Forbes published a diverted diversity dispatch for She Runs It, another not-for-profit organization that’s not-for-diversity, but rather, for the promotion of White women, exclusively in marketing and media. “The desire and intention to solve for diversity and inclusion in this industry is sincere across all stakeholders, but companies struggle to make meaningful progress,” claimed She Runs It President and CEO Lynn Branigan. “Even across our own [She Runs It] community I am aware that we need to champion a more diverse population and move beyond a single dimension of diversity as it relates to gender.” Really? What evidence exists to corroborate the contention that any marketing and media stakeholder is sincere in embracing diversity? Reality displays an absolute lack of sincerity. And for Branigan to admit her own brainchild bunch isn’t championing the global cause—viewing diversity as primarily a gender issue—underscores her cultural cluelessness and lack of credibility.
She Runs It Launches Coalition To Quantify Diversity And Inclusion In Marketing And Media Industry
By Jennifer Rooney, Forbes Staff
At a time when diversity and inclusion initiatives have only become a bigger priority in the marketing and media industry, led in part by prominent CMOs who are lending their voices to myriad efforts, She Runs It, a not-for-profit organization that aims to pave the way for women leaders in marketing and media, today introduces a consortium designed to “solve for inclusion and diversity in marketing and media”—with measurement.
Called the Inclusion and Diversity Accountability Consortium (IDAC), it launches in collaboration with Diversity Best Practices and is based on the premise that “what gets measured, gets done.” The initiative is rooted in a drive to quantify success in diversity and inclusion in the marketing and media industry.
Initial participants include Blue 449, DigitasLBi, Estee Lauder, Fullscreen, GroupM, KBS, Leo Burnett, L’Oreal USA, Publicis Communications, SapientRazorfish, Starcom USA and Unilever.
“The desire and intention to solve for diversity and inclusion in this industry is sincere across all stakeholders, but companies struggle to make meaningful progress,” said Lynn Branigan, president and CEO of She Runs It, in a statement. “Even across our own [She Runs It] community I am aware that we need to champion a more diverse population and move beyond a single dimension of diversity as it relates to gender. We believe this initiative is additive to others, and that the actions required of consortium participants will move us from preaching to practice to progress as we isolate and attack the obstacles that have made true diversity elusive for our industry.”
Consortium participants must commit to three key actions: They must take part in an annual benchmarking study called the DBP Inclusion Index, which seeks to identify areas of opportunity for diversity and inclusion efforts within companies; they must have executive presence at quarterly roundtable discussions designed to share best practices; and they must implement or maintain initiatives specific to each company in fostering diverse talent and building inclusive cultures.
“The advertising and marketing industries would significantly benefit by ensuring that their cultures are inclusive and their employee base is diverse and representative of the growing and changing marketplace and consumer base,” said Deborah Munster, executive director for Diversity Best Practices, in a statement.

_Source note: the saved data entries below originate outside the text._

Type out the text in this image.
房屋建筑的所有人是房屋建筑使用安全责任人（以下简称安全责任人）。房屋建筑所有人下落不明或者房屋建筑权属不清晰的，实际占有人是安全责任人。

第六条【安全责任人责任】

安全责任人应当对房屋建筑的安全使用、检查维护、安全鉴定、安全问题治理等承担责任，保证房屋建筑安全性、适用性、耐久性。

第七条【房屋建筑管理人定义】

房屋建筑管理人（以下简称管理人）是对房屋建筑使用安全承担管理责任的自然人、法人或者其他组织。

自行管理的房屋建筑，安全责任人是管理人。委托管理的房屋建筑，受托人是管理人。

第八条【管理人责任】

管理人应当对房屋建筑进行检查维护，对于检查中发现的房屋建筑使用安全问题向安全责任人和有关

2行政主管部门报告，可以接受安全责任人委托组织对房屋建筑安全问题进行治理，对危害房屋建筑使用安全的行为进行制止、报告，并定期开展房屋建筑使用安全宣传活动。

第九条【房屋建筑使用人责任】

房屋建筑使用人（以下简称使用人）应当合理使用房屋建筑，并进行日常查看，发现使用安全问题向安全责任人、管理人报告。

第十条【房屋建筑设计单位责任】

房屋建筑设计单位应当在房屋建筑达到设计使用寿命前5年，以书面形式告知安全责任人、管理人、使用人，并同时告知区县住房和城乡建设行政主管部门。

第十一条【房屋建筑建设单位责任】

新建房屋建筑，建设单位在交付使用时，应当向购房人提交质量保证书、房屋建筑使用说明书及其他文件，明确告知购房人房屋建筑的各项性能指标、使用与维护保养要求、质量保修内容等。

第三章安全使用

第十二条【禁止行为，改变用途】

“Creativity and innovation thrive when different perspectives, disciplines and experiences are recognized, respected and cultivated,” added Marilu Marshall, senior VP, executive management, chief inclusion and diversity officer at Estee Lauder. “As a global consumer-facing company, with diverse employees, brands and products, we continue to prioritize these values in all that we do and are proud to be a part of the Inclusion and Diversity Accountability Consortium.”
Mike Densmore, president of KBS New York, acknowledged the depth of the challenge the industry faces. “Everyone in advertising knows the lack of diversity within our industry doesn’t properly represent the realities of the world we live in, and this issue needs to be addressed with tangible action in order for things to change,” he said. “And there’s no question industry leaders agree that this is a social issue they strongly believe needs to be fixed. The problem is most people are viewing it incorrectly. Diversity is much greater than just a social issue: it’s actually a productivity and economic issue. There are multiple studies that prove the companies with the most diverse talent base thrive the most from an employee satisfaction standpoint as well as bottom-line growth.”
Indeed, as the focus on diversity and inclusion continues to sharpen across the industry, the coalition will both add to and benefit from parallel efforts.
“Our organization, and indeed the entire industry, has been looking to make meaningful change happen for decades,” Branigan said. “It’s clear that no one effort is going to get the job done. We look at this as an industry-wide platform that provides a tool for media and marketing companies to measure and track progress. We believe that every initiative is additive, and we celebrate all of the individuals and groups who want to join our consortium or wave similar flags.”